Voir aussi : LIVRE 2021 : POURQUOI ON KIFFE LE TEMPS TRAVERSÉ


D’AHLAM CHAIERI

 Il y a donc la volonté de réhabiliter des figures marocaines oubliées ou


dénigrées ? 

Non, je ne suis pas dans une logique de patriotisme ou de fierté. Disons plutôt que
je refuse toute forme de mépris et que donc, je considère que personne ne doit être
méprisé. 
Vous écrivez aussi “qu’aucune recherche complexe” n’a été réalisée
par Zakaria Boualem et qu’il s’est contenté “d’écouter les historiens
parler”…

C’est bien évidemment une pirouette. Le plus gros du travail de recherche a été fait
lors de la production des podcasts historiques de Radio Maarif. Mais c’est vrai que
j’ai surtout écouté les chercheurs me raconter ce qu’ils savaient. Je crois qu’on a
tellement été floués et embrigadés au niveau de notre apprentissage de l’histoire à
l’école, qu’on peut parfois avoir l’impression que celle racontée dans ce livre est
une sorte de dissidence.
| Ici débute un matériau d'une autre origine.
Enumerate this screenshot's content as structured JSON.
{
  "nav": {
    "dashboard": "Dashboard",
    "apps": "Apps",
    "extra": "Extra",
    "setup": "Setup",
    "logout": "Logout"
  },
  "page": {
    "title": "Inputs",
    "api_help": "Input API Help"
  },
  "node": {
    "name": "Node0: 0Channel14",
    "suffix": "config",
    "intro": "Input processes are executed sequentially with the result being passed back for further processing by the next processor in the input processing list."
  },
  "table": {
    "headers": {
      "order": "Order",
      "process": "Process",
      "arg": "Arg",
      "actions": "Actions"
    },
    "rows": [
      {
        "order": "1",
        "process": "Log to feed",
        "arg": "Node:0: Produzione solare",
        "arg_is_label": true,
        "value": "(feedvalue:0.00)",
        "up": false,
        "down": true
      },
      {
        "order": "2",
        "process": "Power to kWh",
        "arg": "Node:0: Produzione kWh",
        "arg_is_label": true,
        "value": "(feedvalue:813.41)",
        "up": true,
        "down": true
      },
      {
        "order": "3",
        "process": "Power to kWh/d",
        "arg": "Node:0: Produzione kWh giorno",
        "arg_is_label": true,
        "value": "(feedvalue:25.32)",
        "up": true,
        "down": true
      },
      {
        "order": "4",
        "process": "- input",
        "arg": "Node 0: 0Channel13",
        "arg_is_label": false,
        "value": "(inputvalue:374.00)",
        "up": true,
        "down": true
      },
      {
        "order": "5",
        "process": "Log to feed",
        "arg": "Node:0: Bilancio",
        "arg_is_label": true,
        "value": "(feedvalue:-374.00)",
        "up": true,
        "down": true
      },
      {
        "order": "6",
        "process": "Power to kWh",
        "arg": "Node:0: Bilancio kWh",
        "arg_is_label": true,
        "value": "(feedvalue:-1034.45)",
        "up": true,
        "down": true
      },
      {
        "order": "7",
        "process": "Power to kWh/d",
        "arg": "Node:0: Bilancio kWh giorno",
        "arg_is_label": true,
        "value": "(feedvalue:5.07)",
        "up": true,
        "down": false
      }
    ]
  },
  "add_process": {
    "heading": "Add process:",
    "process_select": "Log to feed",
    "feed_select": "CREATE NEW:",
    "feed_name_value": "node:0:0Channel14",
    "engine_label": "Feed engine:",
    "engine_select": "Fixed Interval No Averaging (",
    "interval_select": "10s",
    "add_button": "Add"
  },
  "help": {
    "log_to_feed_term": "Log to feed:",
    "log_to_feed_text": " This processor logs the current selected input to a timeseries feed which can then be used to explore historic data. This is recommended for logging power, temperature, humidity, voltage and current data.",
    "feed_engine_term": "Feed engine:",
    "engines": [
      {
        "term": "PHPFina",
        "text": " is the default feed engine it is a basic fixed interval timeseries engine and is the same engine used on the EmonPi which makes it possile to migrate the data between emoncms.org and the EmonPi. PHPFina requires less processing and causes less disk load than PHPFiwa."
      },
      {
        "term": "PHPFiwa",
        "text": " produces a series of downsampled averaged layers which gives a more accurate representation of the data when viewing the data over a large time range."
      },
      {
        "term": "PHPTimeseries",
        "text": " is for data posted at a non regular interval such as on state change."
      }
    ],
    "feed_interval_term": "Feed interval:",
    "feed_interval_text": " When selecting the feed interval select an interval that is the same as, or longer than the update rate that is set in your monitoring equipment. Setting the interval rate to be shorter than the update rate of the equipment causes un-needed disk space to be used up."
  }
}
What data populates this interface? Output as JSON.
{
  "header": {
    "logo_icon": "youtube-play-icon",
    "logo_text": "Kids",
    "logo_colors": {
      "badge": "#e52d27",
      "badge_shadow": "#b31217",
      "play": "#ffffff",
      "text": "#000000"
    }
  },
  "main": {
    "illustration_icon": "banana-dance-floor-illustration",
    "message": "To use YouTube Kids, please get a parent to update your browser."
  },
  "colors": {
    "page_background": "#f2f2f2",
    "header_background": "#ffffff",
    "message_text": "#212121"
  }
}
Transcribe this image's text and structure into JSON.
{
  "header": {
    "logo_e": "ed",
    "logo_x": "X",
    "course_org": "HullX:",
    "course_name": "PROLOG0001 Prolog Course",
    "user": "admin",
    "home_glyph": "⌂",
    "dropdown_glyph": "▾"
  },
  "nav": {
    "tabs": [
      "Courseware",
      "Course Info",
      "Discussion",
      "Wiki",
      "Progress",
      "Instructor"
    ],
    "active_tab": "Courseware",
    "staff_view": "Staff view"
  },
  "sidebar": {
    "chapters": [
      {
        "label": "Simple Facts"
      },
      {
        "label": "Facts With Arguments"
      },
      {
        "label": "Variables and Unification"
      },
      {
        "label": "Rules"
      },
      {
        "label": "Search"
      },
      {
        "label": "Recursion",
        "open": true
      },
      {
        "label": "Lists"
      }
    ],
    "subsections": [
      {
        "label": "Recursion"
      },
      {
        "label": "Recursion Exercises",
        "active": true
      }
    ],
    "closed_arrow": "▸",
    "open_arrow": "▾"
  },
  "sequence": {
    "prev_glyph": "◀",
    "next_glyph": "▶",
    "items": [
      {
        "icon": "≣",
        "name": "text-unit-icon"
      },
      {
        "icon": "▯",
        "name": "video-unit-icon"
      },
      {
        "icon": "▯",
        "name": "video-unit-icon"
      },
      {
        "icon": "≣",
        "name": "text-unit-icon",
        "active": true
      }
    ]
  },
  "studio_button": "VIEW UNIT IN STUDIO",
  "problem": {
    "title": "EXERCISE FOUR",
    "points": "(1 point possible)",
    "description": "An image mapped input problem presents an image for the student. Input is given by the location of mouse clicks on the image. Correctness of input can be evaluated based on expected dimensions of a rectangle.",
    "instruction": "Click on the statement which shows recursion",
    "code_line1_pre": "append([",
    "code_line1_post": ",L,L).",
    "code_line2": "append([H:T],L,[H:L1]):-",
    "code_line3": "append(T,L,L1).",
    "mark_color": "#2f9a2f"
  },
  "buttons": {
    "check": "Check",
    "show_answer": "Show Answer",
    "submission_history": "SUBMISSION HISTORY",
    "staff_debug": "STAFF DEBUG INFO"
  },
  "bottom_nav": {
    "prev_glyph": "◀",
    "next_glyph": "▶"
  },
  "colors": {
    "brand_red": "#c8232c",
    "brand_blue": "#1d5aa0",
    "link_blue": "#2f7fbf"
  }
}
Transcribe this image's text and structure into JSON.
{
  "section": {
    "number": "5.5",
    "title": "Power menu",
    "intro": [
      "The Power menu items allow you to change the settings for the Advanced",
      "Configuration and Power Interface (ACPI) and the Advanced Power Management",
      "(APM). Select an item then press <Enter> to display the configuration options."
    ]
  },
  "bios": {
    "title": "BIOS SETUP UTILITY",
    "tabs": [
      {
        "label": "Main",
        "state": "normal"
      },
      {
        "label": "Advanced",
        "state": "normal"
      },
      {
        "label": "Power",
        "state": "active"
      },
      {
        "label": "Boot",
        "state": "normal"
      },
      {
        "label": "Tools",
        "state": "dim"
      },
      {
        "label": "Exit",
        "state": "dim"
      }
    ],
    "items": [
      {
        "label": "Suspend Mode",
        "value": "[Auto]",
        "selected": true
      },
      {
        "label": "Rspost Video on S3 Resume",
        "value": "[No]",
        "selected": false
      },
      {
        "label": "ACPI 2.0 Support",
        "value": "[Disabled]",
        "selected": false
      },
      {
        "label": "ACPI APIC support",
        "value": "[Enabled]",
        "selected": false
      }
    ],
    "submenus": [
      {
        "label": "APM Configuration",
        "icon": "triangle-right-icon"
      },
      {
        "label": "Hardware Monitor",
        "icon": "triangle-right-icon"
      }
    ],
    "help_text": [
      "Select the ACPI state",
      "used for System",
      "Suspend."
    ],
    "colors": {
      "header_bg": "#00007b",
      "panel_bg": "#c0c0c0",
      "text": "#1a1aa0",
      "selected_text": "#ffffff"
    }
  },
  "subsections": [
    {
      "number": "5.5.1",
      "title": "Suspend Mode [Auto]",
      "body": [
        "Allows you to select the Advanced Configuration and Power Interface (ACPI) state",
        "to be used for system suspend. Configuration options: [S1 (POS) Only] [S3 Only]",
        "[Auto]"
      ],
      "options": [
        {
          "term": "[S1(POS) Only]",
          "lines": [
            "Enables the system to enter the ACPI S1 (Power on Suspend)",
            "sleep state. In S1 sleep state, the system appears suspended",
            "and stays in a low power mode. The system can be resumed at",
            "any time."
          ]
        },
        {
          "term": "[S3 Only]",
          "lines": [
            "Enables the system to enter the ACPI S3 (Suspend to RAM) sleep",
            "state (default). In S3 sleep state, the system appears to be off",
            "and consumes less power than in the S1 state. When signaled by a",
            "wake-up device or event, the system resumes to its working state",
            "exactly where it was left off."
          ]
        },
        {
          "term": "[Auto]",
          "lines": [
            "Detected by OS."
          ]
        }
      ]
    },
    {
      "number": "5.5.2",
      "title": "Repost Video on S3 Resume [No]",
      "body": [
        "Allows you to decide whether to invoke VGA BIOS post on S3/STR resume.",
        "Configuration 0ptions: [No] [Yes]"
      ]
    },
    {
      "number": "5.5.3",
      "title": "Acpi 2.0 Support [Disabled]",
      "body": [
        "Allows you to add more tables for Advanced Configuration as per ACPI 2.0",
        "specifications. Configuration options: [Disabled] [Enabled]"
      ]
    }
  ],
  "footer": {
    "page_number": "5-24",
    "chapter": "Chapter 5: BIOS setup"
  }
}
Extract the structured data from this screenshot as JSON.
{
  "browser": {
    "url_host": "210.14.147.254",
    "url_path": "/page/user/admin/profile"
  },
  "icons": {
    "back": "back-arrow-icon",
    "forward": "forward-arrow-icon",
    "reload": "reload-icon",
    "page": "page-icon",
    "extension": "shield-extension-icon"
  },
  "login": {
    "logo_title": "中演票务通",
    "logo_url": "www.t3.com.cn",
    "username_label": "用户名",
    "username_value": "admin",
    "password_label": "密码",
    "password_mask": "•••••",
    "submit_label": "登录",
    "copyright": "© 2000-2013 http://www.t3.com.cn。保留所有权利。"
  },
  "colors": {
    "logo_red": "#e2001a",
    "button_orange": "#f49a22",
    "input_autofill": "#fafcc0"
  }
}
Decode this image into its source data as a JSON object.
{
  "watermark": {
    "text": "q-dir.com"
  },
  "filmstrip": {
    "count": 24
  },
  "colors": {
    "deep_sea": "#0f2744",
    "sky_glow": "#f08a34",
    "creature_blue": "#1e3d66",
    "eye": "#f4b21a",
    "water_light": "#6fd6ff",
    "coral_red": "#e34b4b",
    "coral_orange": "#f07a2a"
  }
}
Mais ce n’est absolument pas le cas. Dès qu’on veut faire
l’effort d’essayer de comprendre véritablement notre passé, on découvre qu’il y’a
plein de sources. L’histoire du Maroc est loin de se cantonner à celle de l’islam et
des rois, comme on pourrait le croire. Au contraire, je trouve vraiment intéressant
d’aborder l’histoire culturelle du Maroc tout en la ramenant à sa dimension
humaine, sa mixité ethnique ou encore linguistique. L’heure est venue d’accepter
notre diversité. Dans le livre, j’avance d’ailleurs que redécouvrir l’histoire de son
pays produit sur Zakaria Boualem le même choc que s’il découvrait qu’il avait été
adopté : il revoit tout son parcours en changeant de perspective.